If I go back to when I was doing frontline clinical nursing, and I also went back during COVID and did some clinical nursing, which I think probably reinforced my thoughts around this, is ensuring that our services and the care we provide is really designed and constructed around the care of what an individual needs.

Quite often we see within our investigations that a clinic is run on this day, and it's always run on this day. But actually a mother can't make it to that clinic, or the cost is prohibitive for her to get to that clinic.

So actually do we really think about how our services are designed for the needs of an individual rather than what fits and works or what we've always done.

Another area we always talk about in our investigations is families and mothers receiving complex care. So they were attending two or three different clinic appointments and they ended up going to the hospital on three or four occasions that week and that's really difficult for people to be able to undertake. When we're talking about families who are in deprived areas, the cost of getting a bus or all these other things become really prohibitive and make our services inaccessible to them.

I think we nearly really need to think about that slight change in how we fix the care around the individual rather than our services around our trusts.

There is a lot of work going on in relation to health equity and if we are able to provide and get our services and the care we provide to families as good as we can. Who are the most deprived and have many complexities, then moving forwards we're going to be able to achieve that on a much wider scale.

We really need to be focusing on our families and we need to think about focusing on individualised care.

Roshana Amiri Absolutely. I think you raise a really important message there about that individualised care. Thank you so much for that. And just finally, before you wrap up, if listeners could take away just one key message about newborn and child safety this patient safety day,
what would you want it to be?

Sandy Lewis So that's very difficult to put them into one message, isn't it? A part of me feels we need to ensure that the care we provide to our mothers and our babies at the start of life is as good as it can be.

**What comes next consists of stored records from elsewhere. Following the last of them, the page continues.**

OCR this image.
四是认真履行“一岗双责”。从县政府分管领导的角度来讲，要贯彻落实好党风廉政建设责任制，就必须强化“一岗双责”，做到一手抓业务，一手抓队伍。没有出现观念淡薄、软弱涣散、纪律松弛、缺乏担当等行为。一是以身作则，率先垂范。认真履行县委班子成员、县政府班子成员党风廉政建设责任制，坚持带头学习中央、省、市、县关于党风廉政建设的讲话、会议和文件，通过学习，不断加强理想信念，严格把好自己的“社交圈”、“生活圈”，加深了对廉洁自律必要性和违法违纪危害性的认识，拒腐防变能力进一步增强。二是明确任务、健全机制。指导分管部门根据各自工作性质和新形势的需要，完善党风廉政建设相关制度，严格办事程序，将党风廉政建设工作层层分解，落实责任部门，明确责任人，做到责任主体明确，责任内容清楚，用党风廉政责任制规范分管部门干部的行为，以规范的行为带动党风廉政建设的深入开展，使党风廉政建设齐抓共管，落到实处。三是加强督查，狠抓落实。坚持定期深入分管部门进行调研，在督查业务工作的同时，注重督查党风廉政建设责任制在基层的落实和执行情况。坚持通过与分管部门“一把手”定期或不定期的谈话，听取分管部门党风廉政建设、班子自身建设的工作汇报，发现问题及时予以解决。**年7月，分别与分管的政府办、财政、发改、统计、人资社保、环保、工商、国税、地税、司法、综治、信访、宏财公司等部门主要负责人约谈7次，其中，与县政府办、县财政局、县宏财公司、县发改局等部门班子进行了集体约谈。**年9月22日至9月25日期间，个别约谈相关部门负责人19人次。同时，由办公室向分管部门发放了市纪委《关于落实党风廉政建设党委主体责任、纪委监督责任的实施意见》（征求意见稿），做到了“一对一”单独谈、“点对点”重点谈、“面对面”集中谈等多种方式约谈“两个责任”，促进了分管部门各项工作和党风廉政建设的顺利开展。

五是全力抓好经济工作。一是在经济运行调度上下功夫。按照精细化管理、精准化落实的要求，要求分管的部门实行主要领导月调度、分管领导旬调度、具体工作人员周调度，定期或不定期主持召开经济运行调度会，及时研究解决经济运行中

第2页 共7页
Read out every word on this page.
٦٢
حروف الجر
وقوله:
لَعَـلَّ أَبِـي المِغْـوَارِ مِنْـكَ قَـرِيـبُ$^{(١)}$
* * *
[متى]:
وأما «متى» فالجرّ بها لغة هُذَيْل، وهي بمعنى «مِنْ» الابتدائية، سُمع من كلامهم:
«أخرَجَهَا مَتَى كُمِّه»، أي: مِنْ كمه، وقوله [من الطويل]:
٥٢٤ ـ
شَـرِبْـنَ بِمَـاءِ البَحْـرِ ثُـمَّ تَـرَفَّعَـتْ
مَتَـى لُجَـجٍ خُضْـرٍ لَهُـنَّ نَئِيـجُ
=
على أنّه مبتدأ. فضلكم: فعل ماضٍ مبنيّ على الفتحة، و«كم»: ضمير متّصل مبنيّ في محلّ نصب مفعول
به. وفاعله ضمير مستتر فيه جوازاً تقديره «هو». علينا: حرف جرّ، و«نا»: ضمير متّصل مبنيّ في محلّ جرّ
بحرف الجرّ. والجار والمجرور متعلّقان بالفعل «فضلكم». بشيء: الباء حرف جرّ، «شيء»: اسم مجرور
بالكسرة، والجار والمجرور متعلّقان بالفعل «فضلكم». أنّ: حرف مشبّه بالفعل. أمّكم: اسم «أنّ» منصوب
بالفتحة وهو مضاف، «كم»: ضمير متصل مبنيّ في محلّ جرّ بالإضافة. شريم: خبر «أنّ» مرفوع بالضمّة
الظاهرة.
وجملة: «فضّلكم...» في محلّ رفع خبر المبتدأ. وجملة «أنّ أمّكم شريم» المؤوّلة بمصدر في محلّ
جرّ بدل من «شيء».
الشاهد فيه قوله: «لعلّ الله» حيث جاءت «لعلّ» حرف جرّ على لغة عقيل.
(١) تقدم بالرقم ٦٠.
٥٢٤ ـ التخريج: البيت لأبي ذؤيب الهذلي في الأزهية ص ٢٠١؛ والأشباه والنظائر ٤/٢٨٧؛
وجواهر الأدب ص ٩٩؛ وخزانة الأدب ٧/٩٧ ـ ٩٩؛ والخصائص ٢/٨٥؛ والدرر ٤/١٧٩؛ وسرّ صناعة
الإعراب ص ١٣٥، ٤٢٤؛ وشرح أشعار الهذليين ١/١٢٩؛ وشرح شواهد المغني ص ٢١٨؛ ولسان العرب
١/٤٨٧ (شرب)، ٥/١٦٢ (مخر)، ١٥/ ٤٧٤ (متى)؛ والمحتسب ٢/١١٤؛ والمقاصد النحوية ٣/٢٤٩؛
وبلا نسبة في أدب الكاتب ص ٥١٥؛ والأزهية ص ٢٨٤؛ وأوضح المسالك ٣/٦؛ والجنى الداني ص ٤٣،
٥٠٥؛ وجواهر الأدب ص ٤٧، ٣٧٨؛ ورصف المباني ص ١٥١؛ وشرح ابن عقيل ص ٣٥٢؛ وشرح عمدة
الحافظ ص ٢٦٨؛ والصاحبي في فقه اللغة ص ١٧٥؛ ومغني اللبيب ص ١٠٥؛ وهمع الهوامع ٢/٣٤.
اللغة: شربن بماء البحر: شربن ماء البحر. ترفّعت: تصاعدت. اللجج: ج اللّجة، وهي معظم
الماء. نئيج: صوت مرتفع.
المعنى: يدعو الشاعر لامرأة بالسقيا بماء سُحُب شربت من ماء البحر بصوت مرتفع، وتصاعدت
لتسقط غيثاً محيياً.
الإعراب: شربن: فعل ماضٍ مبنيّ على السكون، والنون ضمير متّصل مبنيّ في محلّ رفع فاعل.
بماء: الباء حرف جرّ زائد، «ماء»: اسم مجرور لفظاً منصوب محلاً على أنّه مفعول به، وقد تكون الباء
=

We need to make sure that we end up with families, mothers and babies actually improving their lifelong well-being.

And I suppose I know you're asking for one key message. Within the current climate of maternity and newborn care there's an opportunity to take a collaborative approach between families, between Trusts and all the people who are working within this area to all be striving in one direction. To ensure that the care is as safe as it possibly can be, it's individualised and that we don't end up with the risk that people are going to end up disadvantaged in relation to the care we're providing. So I think we really need to focus on those areas.

Roshana Amiri Great. Thank you very much, Sandy, for your time today. It's been really great to hear from you and just learn about the important work that that you do at MNSI. So thank you very much. I think that's all for this episode of Making Complaints Count.